U.S. military planning to return to Botwood crash site
© File photo
Suited in their heavy-duty diving helmets and gear, this pair of Navy divers looked more like astronauts than underwater explorers when they were at Botwood Harbour last year on a recovery mission related to the crash of the Excalibur in 1942. They were lowered on a diving cage to the site of the wreck of the Excalibur, as the gear was bulky and heavy.
The final chapter has yet to be closed on the flying boat Excalibur, which crashed in Botwood Harbour Oct. 3, 1942.
According to Botwood Mayor Jerry Dean, a U.S. military team from Joint POW/MIA Accounting Command (JPAC), part of a branch responsible for recovering missing American soldiers killed during wartime, are still planning to return, where they will continue to look for artifacts and possible remains.
The team’s last visit to Botwood was in August of 2011, where divers used sophisticated equipment to suction debris from the site. The material would then be brought to forensic anthropologists and archaeologists to sort and study.
“They were pretty sure they were coming back this year, but we haven’t had communication with them,” said Dean. “I have heard from family members, and they inquire from time to time. I don’t know if the upcoming presidential election has anything to do with it.”
But Dean said when the Americans left, the team indicated they were coming back again.
“Whatever the findings were, according to the commanding officer who told me, it was certainly enough to make a recommendation,” he explained. “He said ‘there’s no doubt in my mind my recommendation will be accepted.’”
The commanding officer also told Dean they wanted to return to Botwood, to resolve the situation, including what has been recovered, to the satisfaction of some, if not all, the families involved.
He heard the team was on another mission in Canada, though Dean did not know the details. The MIA Accounting Command website does list countries where missions are currently underway, and Canada is one of them.
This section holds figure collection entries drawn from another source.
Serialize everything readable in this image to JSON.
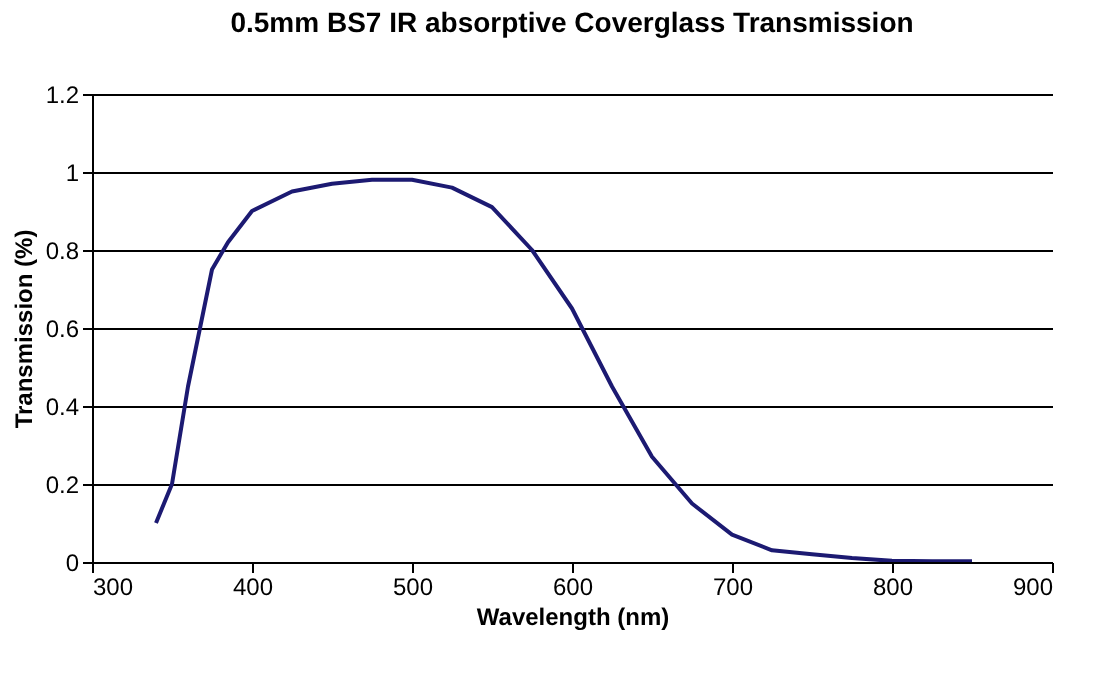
{
  "chart_data": {
    "type": "line",
    "title": "0.5mm BS7 IR absorptive Coverglass Transmission",
    "xlabel": "Wavelength (nm)",
    "ylabel": "Transmission (%)",
    "x": [
      340,
      350,
      360,
      375,
      385,
      400,
      425,
      450,
      475,
      500,
      525,
      550,
      575,
      600,
      625,
      650,
      675,
      700,
      725,
      750,
      775,
      800,
      825,
      850
    ],
    "series": [
      {
        "color": "#1c1a72",
        "values": [
          0.1,
          0.2,
          0.45,
          0.75,
          0.82,
          0.9,
          0.95,
          0.97,
          0.98,
          0.98,
          0.96,
          0.91,
          0.8,
          0.65,
          0.45,
          0.27,
          0.15,
          0.07,
          0.03,
          0.02,
          0.01,
          0.003,
          0.002,
          0.002
        ]
      }
    ],
    "xlim": [
      300,
      900
    ],
    "xticks": [
      300,
      400,
      500,
      600,
      700,
      800,
      900
    ],
    "ylim": [
      0,
      1.2
    ],
    "yticks": [
      0,
      0.2,
      0.4,
      0.6,
      0.8,
      1,
      1.2
    ],
    "grid": "y",
    "legend": false,
    "marker": "none",
    "line_style": "solid"
  }
}
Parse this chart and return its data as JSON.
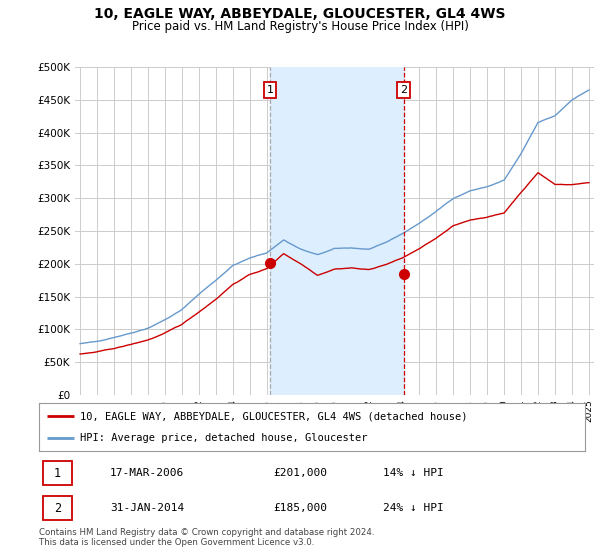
{
  "title": "10, EAGLE WAY, ABBEYDALE, GLOUCESTER, GL4 4WS",
  "subtitle": "Price paid vs. HM Land Registry's House Price Index (HPI)",
  "red_label": "10, EAGLE WAY, ABBEYDALE, GLOUCESTER, GL4 4WS (detached house)",
  "blue_label": "HPI: Average price, detached house, Gloucester",
  "annotation1": {
    "num": "1",
    "date": "17-MAR-2006",
    "price": "£201,000",
    "pct": "14% ↓ HPI"
  },
  "annotation2": {
    "num": "2",
    "date": "31-JAN-2014",
    "price": "£185,000",
    "pct": "24% ↓ HPI"
  },
  "footer": "Contains HM Land Registry data © Crown copyright and database right 2024.\nThis data is licensed under the Open Government Licence v3.0.",
  "ylim": [
    0,
    500000
  ],
  "yticks": [
    0,
    50000,
    100000,
    150000,
    200000,
    250000,
    300000,
    350000,
    400000,
    450000,
    500000
  ],
  "bg_color": "#ffffff",
  "grid_color": "#cccccc",
  "hpi_color": "#6699cc",
  "price_color": "#cc0000",
  "shade_color": "#ddeeff",
  "sale1_x": 2006.21,
  "sale1_y": 201000,
  "sale2_x": 2014.08,
  "sale2_y": 185000,
  "xmin": 1995,
  "xmax": 2025
}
“I’m confident that we will surely expect to see them next year, based on what they told me,” added the mayor.
He does know that some personal items were recovered. If they are not claimed by family members, policy dictates they have to be returned to the sea bottom, said the mayor, unless they are human remains.
“We had indicated to our provincial government that we have some interest there, and if there are any items worthwhile for display, we’d like to be given consideration to have them in our museum,” said Mayor Dean.
A propeller from Excalibur was retrieved several years ago by private divers and is now on display at Botwood’s Flying Boat Museum. However, the divers had not realized there were regulations in relation to retrieval of artifacts.
The huge Excalibur, a Sikorsky VS-44, was carrying American servicemen when it crashed and sank in the harbour, where it still remains approximately 30 metres down below the surface.
Of the 37 passengers and crew, 11 were killed, while others were seriously injured. The bodies of U.S. Army Air Force Capt. Warren Lessing, Office of Strategic Services, and Army Capt. Harold Freckleton and one Excalibur crew member, Quentin Moon, were never found.